Проспер остановился и спросил человека в рыжем пальто, что случилось. Тот в коротких словах объяснил, что его сбруя испортилась, и что он ехал из Эг Морт в Сен-Лоран, чтобы встретить там свой зверинец, который был отправлен по железной дороге.
Я тоже вышел из экипажа и, пока Проспер помогал «директору зверинца» поправлять оголовок, я подошел к маленькой девочке и заговорил с ней. Она подняла на меня свои черные блестящие глаза, вероятно, наследство матери — испанки, итальянки, или цыганки.
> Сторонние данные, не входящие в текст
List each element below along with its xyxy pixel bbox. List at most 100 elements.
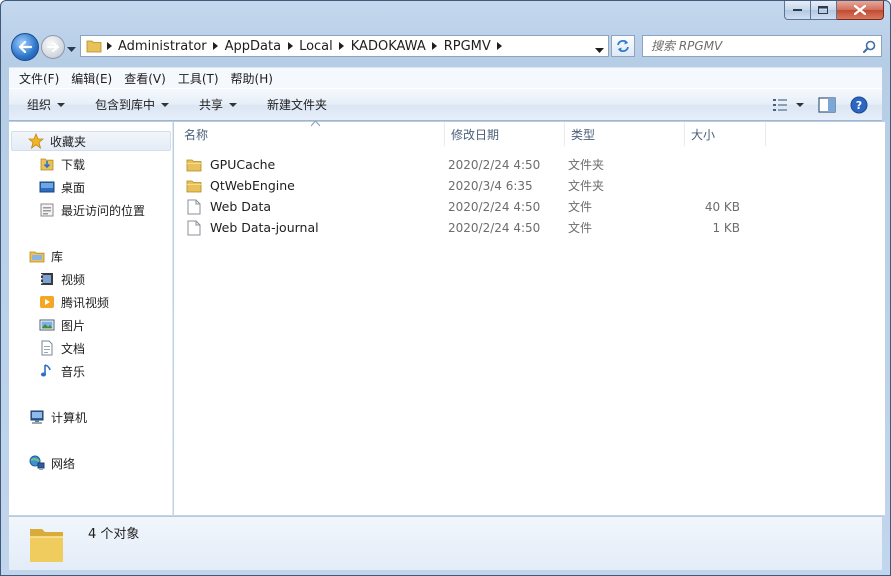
menu-help[interactable]: 帮助(H) <box>226 70 278 87</box>
sidebar-item-label: 计算机 <box>51 410 88 425</box>
sidebar-item-music[interactable]: 音乐 <box>39 361 85 381</box>
navigation-pane: 收藏夹 下载 桌面 最近访问的位置 库 视频 腾讯视频 图片 文档 音乐 计算机… <box>9 122 173 515</box>
sidebar-item-label: 音乐 <box>61 364 86 379</box>
chevron-right-icon[interactable] <box>335 42 349 50</box>
column-header-size[interactable]: 大小 <box>685 122 766 146</box>
folder-icon <box>30 529 63 562</box>
chevron-right-icon[interactable] <box>209 42 223 50</box>
file-name: Web Data-journal <box>210 220 319 235</box>
breadcrumb-item[interactable]: KADOKAWA <box>349 39 428 54</box>
file-date: 2020/3/4 6:35 <box>448 178 533 193</box>
sidebar-item-label: 网络 <box>51 456 76 471</box>
file-icon <box>186 220 202 236</box>
recent-pages-dropdown[interactable] <box>67 42 76 56</box>
sidebar-item-documents[interactable]: 文档 <box>39 338 85 358</box>
search-icon[interactable] <box>863 40 876 53</box>
file-name: QtWebEngine <box>210 178 295 193</box>
organize-label: 组织 <box>27 98 52 112</box>
sidebar-item-pictures[interactable]: 图片 <box>39 315 85 335</box>
organize-button[interactable]: 组织 <box>9 96 75 113</box>
breadcrumb-item[interactable]: AppData <box>223 39 283 54</box>
file-row[interactable]: Web Data 2020/2/24 4:50 文件 40 KB <box>186 196 786 217</box>
network-icon <box>29 455 45 471</box>
file-type: 文件夹 <box>568 158 605 172</box>
file-date: 2020/2/24 4:50 <box>448 157 541 172</box>
file-size: 1 KB <box>712 220 740 235</box>
music-icon <box>39 363 55 379</box>
refresh-icon <box>617 40 629 52</box>
column-header-type[interactable]: 类型 <box>565 122 685 146</box>
menu-tools[interactable]: 工具(T) <box>173 70 224 87</box>
view-controls: ? <box>772 96 882 114</box>
include-in-library-label: 包含到库中 <box>95 98 156 112</box>
breadcrumb-item[interactable]: RPGMV <box>442 39 493 54</box>
sidebar-item-desktop[interactable]: 桌面 <box>39 177 85 197</box>
tencent-video-icon <box>39 294 55 310</box>
chevron-right-icon[interactable] <box>102 42 116 50</box>
maximize-icon <box>818 5 828 14</box>
command-bar: 组织 包含到库中 共享 新建文件夹 ? <box>9 88 882 121</box>
file-icon <box>186 199 202 215</box>
preview-pane-icon[interactable] <box>818 96 836 113</box>
search-input[interactable] <box>643 39 853 53</box>
item-count: 4 个对象 <box>88 527 140 542</box>
help-icon[interactable]: ? <box>850 96 868 114</box>
sidebar-item-favorites[interactable]: 收藏夹 <box>11 131 171 151</box>
change-view-button[interactable] <box>772 98 804 112</box>
chevron-down-icon <box>229 102 238 107</box>
menu-view[interactable]: 查看(V) <box>119 70 171 87</box>
sidebar-item-videos[interactable]: 视频 <box>39 269 85 289</box>
sidebar-item-tencent-video[interactable]: 腾讯视频 <box>39 292 109 312</box>
file-name: Web Data <box>210 199 272 214</box>
sidebar-item-label: 腾讯视频 <box>61 295 110 310</box>
close-button[interactable] <box>837 1 884 20</box>
share-label: 共享 <box>199 98 224 112</box>
sidebar-item-label: 桌面 <box>61 180 86 195</box>
new-folder-button[interactable]: 新建文件夹 <box>247 96 337 113</box>
address-dropdown[interactable] <box>595 43 604 57</box>
sidebar-item-downloads[interactable]: 下载 <box>39 154 85 174</box>
sidebar-item-recent-places[interactable]: 最近访问的位置 <box>39 200 145 220</box>
forward-button[interactable] <box>41 35 65 59</box>
refresh-button[interactable] <box>611 35 635 57</box>
chevron-right-icon[interactable] <box>493 42 507 50</box>
file-row[interactable]: GPUCache 2020/2/24 4:50 文件夹 <box>186 154 786 175</box>
sidebar-item-label: 库 <box>51 249 64 264</box>
column-header-date[interactable]: 修改日期 <box>445 122 565 146</box>
computer-icon <box>29 409 45 425</box>
breadcrumb-item[interactable]: Administrator <box>116 39 209 54</box>
maximize-button[interactable] <box>811 1 837 20</box>
sidebar-item-label: 最近访问的位置 <box>61 203 146 218</box>
sidebar-item-network[interactable]: 网络 <box>29 453 75 473</box>
folder-icon <box>86 40 102 53</box>
file-size: 40 KB <box>704 199 740 214</box>
include-in-library-button[interactable]: 包含到库中 <box>75 96 179 113</box>
file-name: GPUCache <box>210 157 276 172</box>
sidebar-item-computer[interactable]: 计算机 <box>29 407 87 427</box>
menu-file[interactable]: 文件(F) <box>9 70 64 87</box>
address-bar[interactable]: Administrator AppData Local KADOKAWA RPG… <box>80 35 609 57</box>
sidebar-item-label: 下载 <box>61 157 86 172</box>
file-row[interactable]: QtWebEngine 2020/3/4 6:35 文件夹 <box>186 175 786 196</box>
sidebar-item-label: 文档 <box>61 341 86 356</box>
share-button[interactable]: 共享 <box>179 96 247 113</box>
recent-places-icon <box>39 202 55 218</box>
details-pane: 4 个对象 <box>9 516 882 570</box>
file-row[interactable]: Web Data-journal 2020/2/24 4:50 文件 1 KB <box>186 217 786 238</box>
menu-edit[interactable]: 编辑(E) <box>66 70 117 87</box>
file-list: 名称 修改日期 类型 大小 GPUCache 2020/2/24 4:50 文件… <box>174 121 885 515</box>
minimize-icon <box>792 9 802 11</box>
chevron-right-icon[interactable] <box>283 42 297 50</box>
column-header-name[interactable]: 名称 <box>174 122 445 146</box>
minimize-button[interactable] <box>784 1 811 20</box>
file-date: 2020/2/24 4:50 <box>448 220 541 235</box>
back-button[interactable] <box>11 33 39 61</box>
breadcrumb-item[interactable]: Local <box>297 39 335 54</box>
new-folder-label: 新建文件夹 <box>267 98 328 112</box>
menu-bar: 文件(F) 编辑(E) 查看(V) 工具(T) 帮助(H) <box>9 67 882 88</box>
folder-icon <box>186 157 202 173</box>
star-icon <box>28 133 44 149</box>
column-header-row: 名称 修改日期 类型 大小 <box>174 122 885 146</box>
sidebar-item-libraries[interactable]: 库 <box>29 246 63 266</box>
chevron-right-icon[interactable] <box>428 42 442 50</box>
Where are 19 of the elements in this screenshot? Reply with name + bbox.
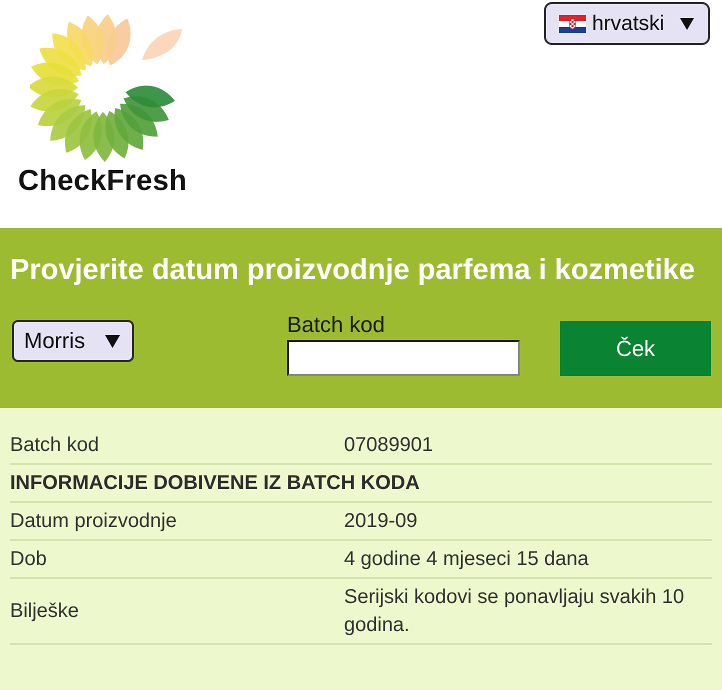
row-label: Bilješke: [10, 599, 80, 624]
section-heading: INFORMACIJE DOBIVENE IZ BATCH KODA: [10, 472, 420, 494]
row-label: Dob: [10, 547, 48, 572]
row-value: 07089901: [344, 433, 434, 458]
page-title: Provjerite datum proizvodnje parfema i kozmetike: [10, 253, 696, 288]
logo-text: CheckFresh: [18, 164, 188, 199]
caret-icon: [105, 334, 120, 348]
row-value: 4 godine 4 mjeseci 15 dana: [344, 547, 590, 572]
batch-code-input[interactable]: [287, 340, 520, 376]
row-value: 2019-09: [344, 509, 418, 534]
row-label: Datum proizvodnje: [10, 509, 178, 534]
flag-icon: [559, 14, 586, 32]
row-value: Serijski kodovi se ponavljaju svakih 10 godina.: [344, 585, 686, 638]
row-label: Batch kod: [10, 433, 100, 458]
batch-code-label: Batch kod: [287, 311, 386, 339]
brand-select[interactable]: Morris: [12, 320, 134, 362]
check-button[interactable]: Ček: [560, 321, 711, 376]
language-select[interactable]: hrvatski: [544, 2, 710, 45]
caret-icon: [680, 18, 694, 30]
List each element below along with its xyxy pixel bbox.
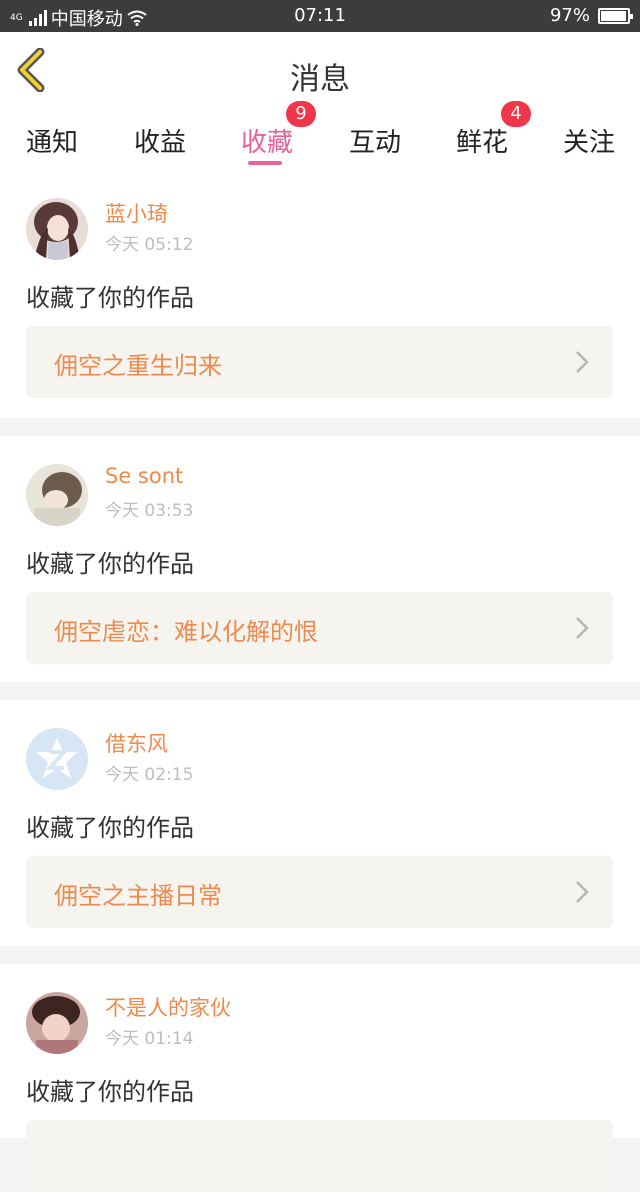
action-text: 收藏了你的作品 bbox=[26, 1078, 194, 1106]
page-title: 消息 bbox=[290, 62, 350, 97]
tab-follow[interactable]: 关注 bbox=[563, 122, 615, 159]
battery-icon bbox=[598, 7, 633, 24]
work-title: 佣空之主播日常 bbox=[54, 882, 222, 910]
flowers-badge: 4 bbox=[501, 101, 531, 127]
work-title: 佣空之重生归来 bbox=[54, 352, 222, 380]
message-card: 不是人的家伙 今天 01:14 收藏了你的作品 bbox=[0, 964, 640, 1192]
tab-flowers[interactable]: 鲜花 bbox=[456, 122, 508, 159]
avatar[interactable] bbox=[26, 198, 88, 260]
nav-header: 消息 bbox=[0, 32, 640, 111]
message-time: 今天 03:53 bbox=[105, 501, 194, 521]
user-name[interactable]: Se sont bbox=[105, 464, 183, 488]
tab-favorites[interactable]: 收藏 bbox=[241, 122, 293, 159]
work-link[interactable]: 佣空虐恋：难以化解的恨 bbox=[26, 592, 613, 664]
tab-notice[interactable]: 通知 bbox=[26, 122, 78, 159]
status-bar: 4G 中国移动 07:11 97% bbox=[0, 0, 640, 32]
message-card: 借东风 今天 02:15 收藏了你的作品 佣空之主播日常 bbox=[0, 700, 640, 946]
chevron-right-icon bbox=[576, 351, 589, 373]
work-link[interactable]: 佣空之主播日常 bbox=[26, 856, 613, 928]
tab-bar: 通知 收益 收藏 互动 鲜花 关注 9 4 bbox=[0, 101, 640, 170]
work-link[interactable] bbox=[26, 1120, 613, 1192]
avatar[interactable] bbox=[26, 728, 88, 790]
action-text: 收藏了你的作品 bbox=[26, 284, 194, 312]
message-card: Se sont 今天 03:53 收藏了你的作品 佣空虐恋：难以化解的恨 bbox=[0, 436, 640, 682]
active-tab-indicator bbox=[248, 161, 282, 165]
favorites-badge: 9 bbox=[286, 101, 316, 127]
action-text: 收藏了你的作品 bbox=[26, 550, 194, 578]
status-right: 97% bbox=[549, 5, 633, 26]
message-card: 蓝小琦 今天 05:12 收藏了你的作品 佣空之重生归来 bbox=[0, 170, 640, 418]
work-title: 佣空虐恋：难以化解的恨 bbox=[54, 618, 318, 646]
message-time: 今天 05:12 bbox=[105, 235, 194, 255]
work-link[interactable]: 佣空之重生归来 bbox=[26, 326, 613, 398]
message-time: 今天 01:14 bbox=[105, 1029, 194, 1049]
avatar[interactable] bbox=[26, 464, 88, 526]
user-name[interactable]: 蓝小琦 bbox=[105, 198, 168, 228]
battery-percent: 97% bbox=[549, 5, 590, 26]
avatar[interactable] bbox=[26, 992, 88, 1054]
action-text: 收藏了你的作品 bbox=[26, 814, 194, 842]
tab-interaction[interactable]: 互动 bbox=[349, 122, 401, 159]
status-time: 07:11 bbox=[294, 5, 346, 26]
chevron-right-icon bbox=[576, 617, 589, 639]
chevron-right-icon bbox=[576, 881, 589, 903]
user-name[interactable]: 借东风 bbox=[105, 728, 168, 758]
tab-earnings[interactable]: 收益 bbox=[134, 122, 186, 159]
message-time: 今天 02:15 bbox=[105, 765, 194, 785]
user-name[interactable]: 不是人的家伙 bbox=[105, 992, 231, 1022]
— Это твой папа? — спросил я.
— Да, месье, — ответила она.
— Как его зовут?
— Брискар.
— А тебя?
Она улыбнулась.
— Мишлет или Миш.
Она совсем не была застенчива, и чувствовалось, что легко разговориться с нею. Я продолжал:
— Вас только двое?
— Да, месье… Мама умерла. Она лежала в Арле, в больнице.
— Давно?
Миш пожала плечами:
— Не знаю хорошенько.
— Вас только двое?
— С нами еще Бастьен, клоун, но он едет со зверями по железной дороге.
— Этот клоун добрый?
— О, он никогда не говорит… И потом… они часто меняются…
— У вас славный домик на колесах. Верно, у тебя есть там хорошая постелька?
— У меня только тюфяк.
Я подошел к фуре и увидел ее внутренность через дверь, которую Брискар открыл, чтобы взять оттуда инструменты. Она походила на грязную нору с пятнами от табака и сала; в ней стояли разбитые тарелки, два продавленных стула, валялся ужасный матрас; в углу виднелся сундук без крышки и из него выглядывал красный лиф и какие-то блестки; на гвозде висел бич укротителя и пара башмаков со шнуровкой.
Мишлет молчала.
— А сколько у вас зверей? — спросил я опять.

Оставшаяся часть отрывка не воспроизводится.